I‘m gonna answer your strongest points on material grounds though, and ignore your more racist stuff.
> The "right of return" (meaning the inflow of millions of third, fourth and fifth Palestinian descendants from neighbour Arab countries) is their - and the Arab's world - tool to dismantle Israel.
That is a) just your opinion, and b) irrelevant in the context of human rights. The Palestinian were unjustly expelled and they have a right of return under international law. Israel had no right to expel them in the first place, the expulsion was a historic wrong, and for justice to resume they are owed the right of return as well as reperation. Whatever that does to Israel’s demographics is a non-concern in the context of international humanitarian law. If such a right were granted and it would result in Israel no longer being a majority Jewish state, that would simply be a new reality we would have to deal with. Minority rights are a thing that international law also guarantees, and surely Jewish Israelis should be happy living is a minority in a land which guarantees their rights as such.

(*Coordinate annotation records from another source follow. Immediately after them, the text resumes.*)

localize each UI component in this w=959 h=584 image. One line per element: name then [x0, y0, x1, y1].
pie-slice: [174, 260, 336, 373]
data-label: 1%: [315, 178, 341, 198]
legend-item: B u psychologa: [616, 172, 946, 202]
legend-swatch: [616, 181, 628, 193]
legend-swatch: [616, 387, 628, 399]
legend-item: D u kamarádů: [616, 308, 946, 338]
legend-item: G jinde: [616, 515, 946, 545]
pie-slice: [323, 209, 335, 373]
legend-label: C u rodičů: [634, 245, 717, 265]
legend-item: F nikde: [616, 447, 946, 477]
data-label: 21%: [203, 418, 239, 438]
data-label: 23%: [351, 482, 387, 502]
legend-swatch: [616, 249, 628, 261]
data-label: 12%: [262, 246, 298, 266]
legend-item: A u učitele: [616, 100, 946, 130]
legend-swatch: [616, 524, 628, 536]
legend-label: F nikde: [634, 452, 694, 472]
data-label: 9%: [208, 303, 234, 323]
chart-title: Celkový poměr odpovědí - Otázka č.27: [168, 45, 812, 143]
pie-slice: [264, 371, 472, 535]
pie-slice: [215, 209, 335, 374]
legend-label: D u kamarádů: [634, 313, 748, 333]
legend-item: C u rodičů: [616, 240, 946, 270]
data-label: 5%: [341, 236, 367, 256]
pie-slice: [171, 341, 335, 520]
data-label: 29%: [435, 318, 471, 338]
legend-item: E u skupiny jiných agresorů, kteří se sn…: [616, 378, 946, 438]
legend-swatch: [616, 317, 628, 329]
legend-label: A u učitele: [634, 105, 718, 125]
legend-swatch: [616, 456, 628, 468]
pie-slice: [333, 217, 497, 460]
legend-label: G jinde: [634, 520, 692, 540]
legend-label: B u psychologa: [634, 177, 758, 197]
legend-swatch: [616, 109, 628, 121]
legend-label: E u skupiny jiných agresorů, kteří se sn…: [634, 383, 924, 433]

> The suggestion that Jews admit defeat, hand their heads to Hamas and the likes and ask for forgiveness does not resonate as sane.
We have been here before, and yes, this is the sane option. Rhodesia admitted defeat to the terrorist organizations ZANU and ZAPU, South Africa to the ANC, The French Algerians to the FLN (which was probably more brutal than Hamas). And outside of settler colonies we have South Vietnam admitting defeat to the Viet Cong. Brutal regimes which owe their existence to the oppression of others like Rhodesia, Apartheid South Africa, French Algeria, and South Vietnam are frequent targets of terrorists, those same terrorists often become the ruling power post liberation, and the settler (or otherwise the beneficiaries of the past oppression) most of the time are able to live just fine under their new rule without the systemic oppression. In all likelyhood, even if Hamas were to rise to power in a post-apartheid Israel state (which honestly is rather unlikely) chances are they would not be able (nor even willing) to exert the kind of oppression onto a hypothetical Jewish minority in such a state.